Trump’s racism isn’t incidental to his political appeal. It’s the core of it.
The president of the United States just interrupted an immigration meeting in the White House to tell a group of presumably surprised lawmakers that the United States was “having all these people from shithole countries come here.”
He suggested, per the Washington Post, that the US should stop admitting immigrants from Haiti and El Salvador and instead bring in more people from Norway, whose prime minister met with Trump on Wednesday.
The sheer racism of the comments would be shocking coming from any other president. The heartbreaking, and terrifying, thing is that it’s not the least bit surprising coming from Donald Trump.
This is a man who launched his political career by pushing a conspiracy theory that the first black president was not actually born in America. This is a candidate who rocketed to the top of the GOP primary polls by calling Mexicans rapists. This is a president who has repeatedly attempted to act on his campaign pledge to ban Muslims from entering the United States, who has said that Haitian immigrants “all have AIDS” and that Nigerians live in “huts.”
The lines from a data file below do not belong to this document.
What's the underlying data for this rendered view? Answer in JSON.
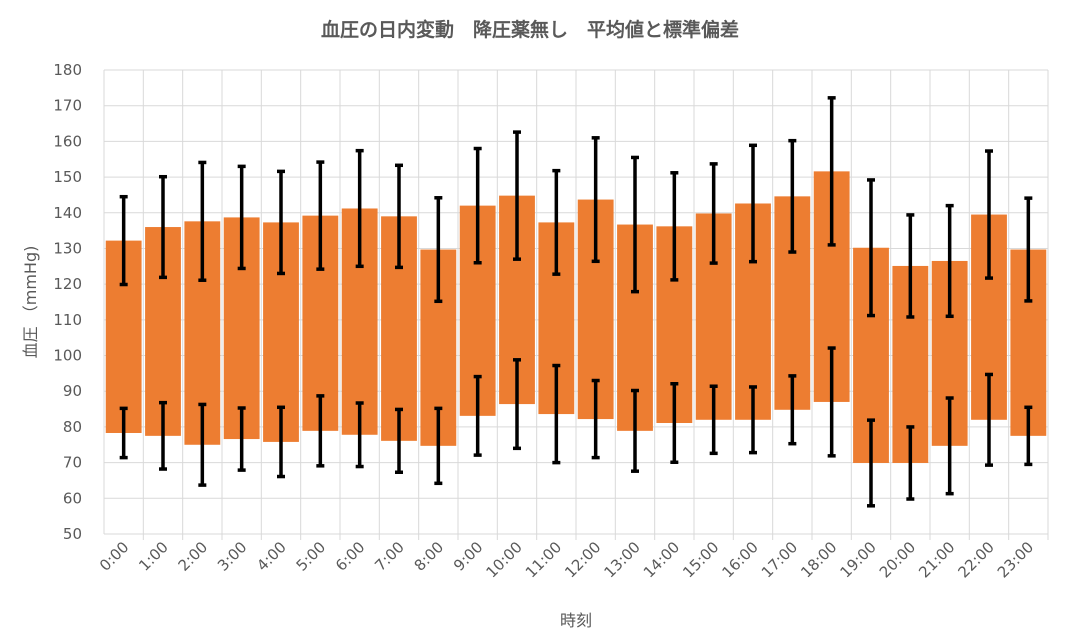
{
  "chart_data": {
    "type": "bar",
    "subtype": "floating-range-with-error-bars",
    "title": "血圧の日内変動　降圧薬無し　平均値と標準偏差",
    "xlabel": "時刻",
    "ylabel": "血圧 （mmHg)",
    "ylim": [
      50,
      180
    ],
    "yticks": [
      50,
      60,
      70,
      80,
      90,
      100,
      110,
      120,
      130,
      140,
      150,
      160,
      170,
      180
    ],
    "grid": true,
    "legend": "none",
    "bar_color": "#ED7D31",
    "error_bar_color": "#000000",
    "categories": [
      "0:00",
      "1:00",
      "2:00",
      "3:00",
      "4:00",
      "5:00",
      "6:00",
      "7:00",
      "8:00",
      "9:00",
      "10:00",
      "11:00",
      "12:00",
      "13:00",
      "14:00",
      "15:00",
      "16:00",
      "17:00",
      "18:00",
      "19:00",
      "20:00",
      "21:00",
      "22:00",
      "23:00"
    ],
    "systolic_mean": [
      132.2,
      136.0,
      137.6,
      138.7,
      137.3,
      139.2,
      141.2,
      139.0,
      129.7,
      142.0,
      144.8,
      137.3,
      143.7,
      136.7,
      136.2,
      139.8,
      142.6,
      144.6,
      151.6,
      130.2,
      125.1,
      126.5,
      139.5,
      129.7
    ],
    "systolic_sd": [
      12.3,
      14.1,
      16.5,
      14.3,
      14.3,
      15.0,
      16.2,
      14.3,
      14.5,
      16.0,
      17.8,
      14.5,
      17.3,
      18.8,
      15.0,
      13.9,
      16.3,
      15.6,
      20.6,
      19.0,
      14.3,
      15.5,
      17.8,
      14.4
    ],
    "diastolic_mean": [
      78.3,
      77.5,
      75.0,
      76.6,
      75.8,
      78.9,
      77.8,
      76.1,
      74.7,
      83.1,
      86.4,
      83.6,
      82.2,
      78.9,
      81.1,
      82.0,
      82.0,
      84.8,
      87.0,
      69.9,
      69.9,
      74.7,
      82.0,
      77.5
    ],
    "diastolic_sd": [
      6.9,
      9.3,
      11.3,
      8.7,
      9.7,
      9.8,
      8.9,
      8.8,
      10.5,
      11.0,
      12.4,
      13.6,
      10.8,
      11.3,
      11.0,
      9.4,
      9.2,
      9.5,
      15.1,
      12.0,
      10.1,
      13.4,
      12.7,
      8.0
    ]
  }
}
It’s not just that Trump has consistently and unambiguously expressed beliefs like this — though he has. It’s that his willingness to say these things, out loud, is the core of his political appeal to his vaunted base. Trump won the GOP primary and the presidency not in spite of his xenophobia and racism, but because of them.
Put even more bluntly, his talk about “shithole countries” is a perfect distillation of Trumpism.